Thursday, April 15, 2010

I'm just a home for Talulah

Day Gazillion and four. Translation, eight days passed my due date. I truly have to say I hate being pregnant right now. And I really don't care what any one else has to say about that. My kids are driving me crazy, the oldest to the youngest. My husband, my mother, cousin....and even the dog are driving me crazy. Right now in our three bed room house we have our family, which consist of My husband, Ramon, my self, evil pregnant lady, Zen, our oldest son, Wednesday, who will be our oldest daughter as soon as Talulah decides to come out, Enso, our youngest son, and Wasabi, our very horny dog who is constantly licking him self and humping the stuff animals. In addition to us we have my cousin aka niece living with us, and my mother is visiting for a month from Utah. Little info on that, it was suppose to be a week!
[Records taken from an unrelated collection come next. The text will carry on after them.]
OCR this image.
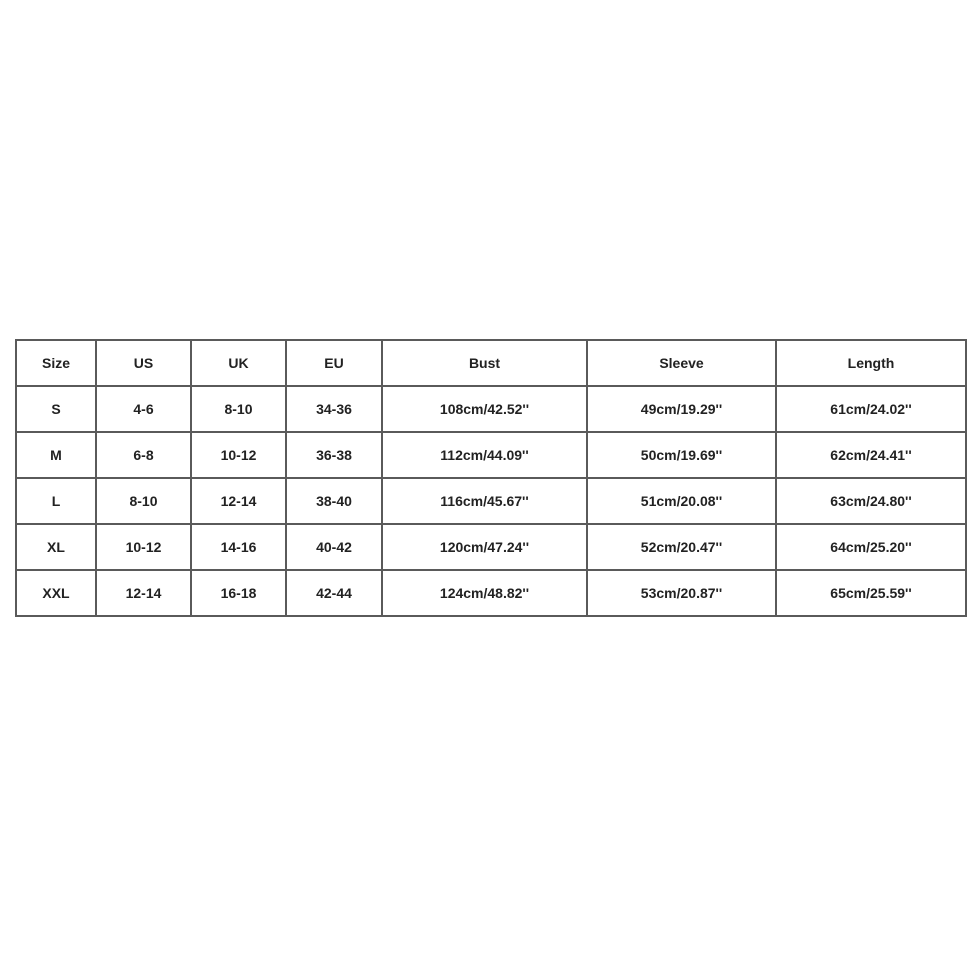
Size	US	UK	EU	Bust	Sleeve	Length
S	4-6	8-10	34-36	108cm/42.52''	49cm/19.29''	61cm/24.02''
M	6-8	10-12	36-38	112cm/44.09''	50cm/19.69''	62cm/24.41''
L	8-10	12-14	38-40	116cm/45.67''	51cm/20.08''	63cm/24.80''
XL	10-12	14-16	40-42	120cm/47.24''	52cm/20.47''	64cm/25.20''
XXL	12-14	16-18	42-44	124cm/48.82''	53cm/20.87''	65cm/25.59''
I believe I'm on the verge of an anxiety attack. My baby, Talulah... is in position, her head is down and her butt is up...and her cute little feet or some part of her body are stuck in my ribs or hips. I feel immobile. I can not drive any where. It's to uncomfortable, so it's not safe. I defiantly can't drive leaning like a cholo. I feel like a oopa loopa. REALLY! I am 5 foot 1 and all this weight is.....well weighing me down. I am out of breath just walking down the street. I am having irregular contractions. But man, weeks of contractions is tiring. and YES I know the difference between Braxton Hicks!
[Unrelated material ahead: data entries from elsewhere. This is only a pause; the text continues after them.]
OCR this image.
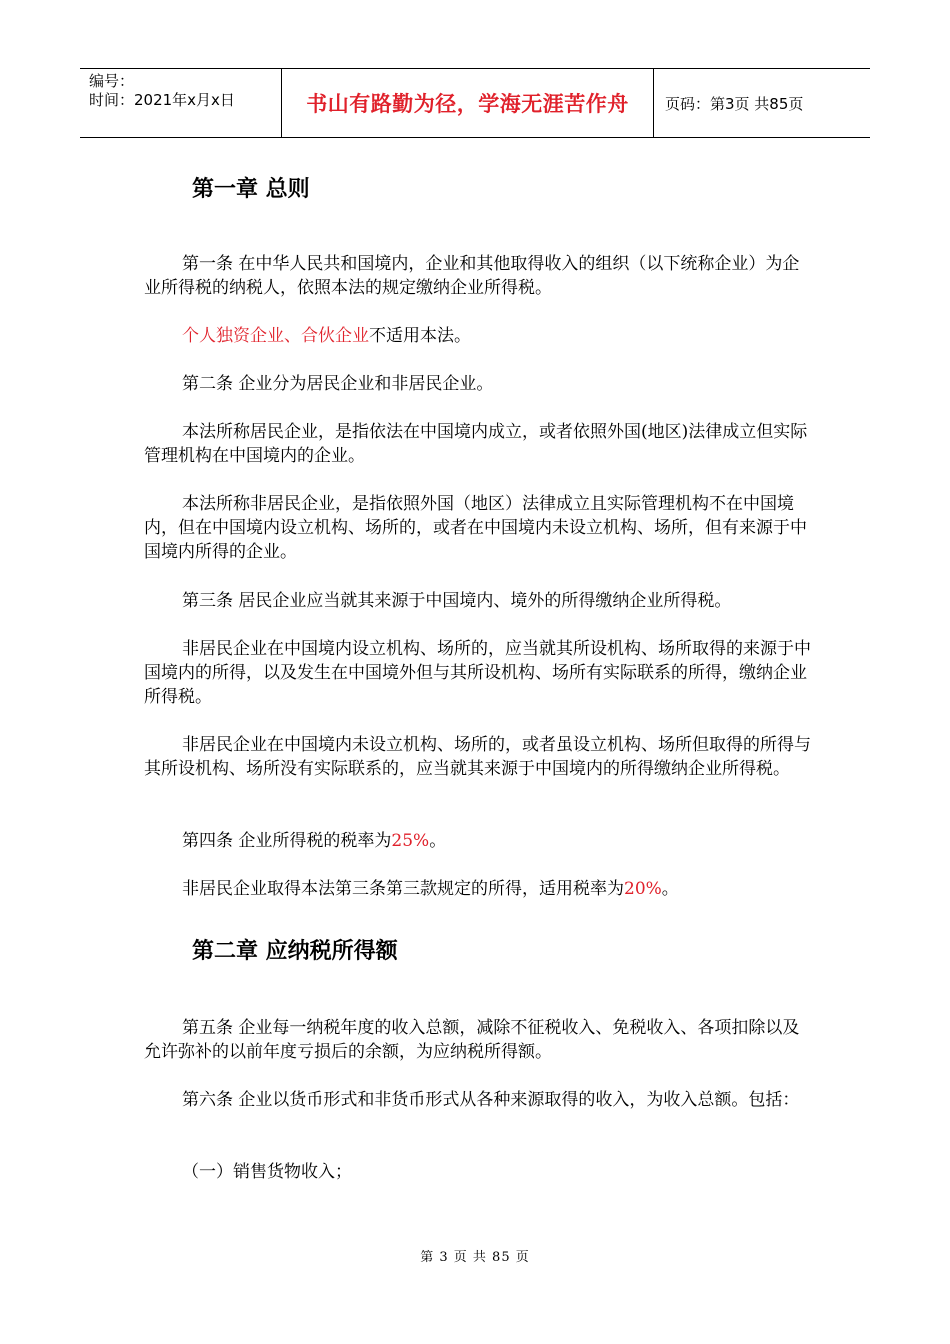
编号：
时间：2021年x月x日	书山有路勤为径，学海无涯苦作舟	页码：第3页 共85页
第一章 总则
第一条 在中华人民共和国境内，企业和其他取得收入的组织（以下统称企业）为企业所得税的纳税人，依照本法的规定缴纳企业所得税。
个人独资企业、合伙企业不适用本法。
第二条 企业分为居民企业和非居民企业。
本法所称居民企业，是指依法在中国境内成立，或者依照外国(地区)法律成立但实际管理机构在中国境内的企业。
本法所称非居民企业，是指依照外国（地区）法律成立且实际管理机构不在中国境内，但在中国境内设立机构、场所的，或者在中国境内未设立机构、场所，但有来源于中国境内所得的企业。
第三条 居民企业应当就其来源于中国境内、境外的所得缴纳企业所得税。
非居民企业在中国境内设立机构、场所的，应当就其所设机构、场所取得的来源于中国境内的所得，以及发生在中国境外但与其所设机构、场所有实际联系的所得，缴纳企业所得税。
非居民企业在中国境内未设立机构、场所的，或者虽设立机构、场所但取得的所得与其所设机构、场所没有实际联系的，应当就其来源于中国境内的所得缴纳企业所得税。
第四条 企业所得税的税率为25%。
非居民企业取得本法第三条第三款规定的所得，适用税率为20%。
第二章 应纳税所得额
第五条 企业每一纳税年度的收入总额，减除不征税收入、免税收入、各项扣除以及允许弥补的以前年度亏损后的余额，为应纳税所得额。
第六条 企业以货币形式和非货币形式从各种来源取得的收入，为收入总额。包括：
（一）销售货物收入；
第 3 页 共 85 页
Not to mention my family. I am constantly being yelled at to rest. Ya, that's real calming. Also I have the pressure of giving birth. I have my husband home for the rest of the week, after Friday he goes back to work and won't be home or able to be their with me when the time comes to deliver. My mom is leaving back to Utah Wednesday my grandmother comes in Tuesday and someone has to stay with the kiddo's while I'm in labor. Plus all the friends I have who were not working when I first got pregnant, now all have jobs. First I thought I could give birth all by my self. However the closer the time gets (or not) I'm getting anxious and scared to be by my self. I never thought I would be afraid to do this by myself. I've given birth three times before. I really don't want to be alone during labor. I was alone a lot during this pregnancy.

My mom asked me when I thought the baby is coming. I had to tell her honestly I really don't know. She just cried. "The baby is not coming out because of me". That's what she said. Every one around me is an emotional wreck and I have to be the calm during the storm to keep them all together, when all I really want to do is sit in my room and cry until Talulah come out.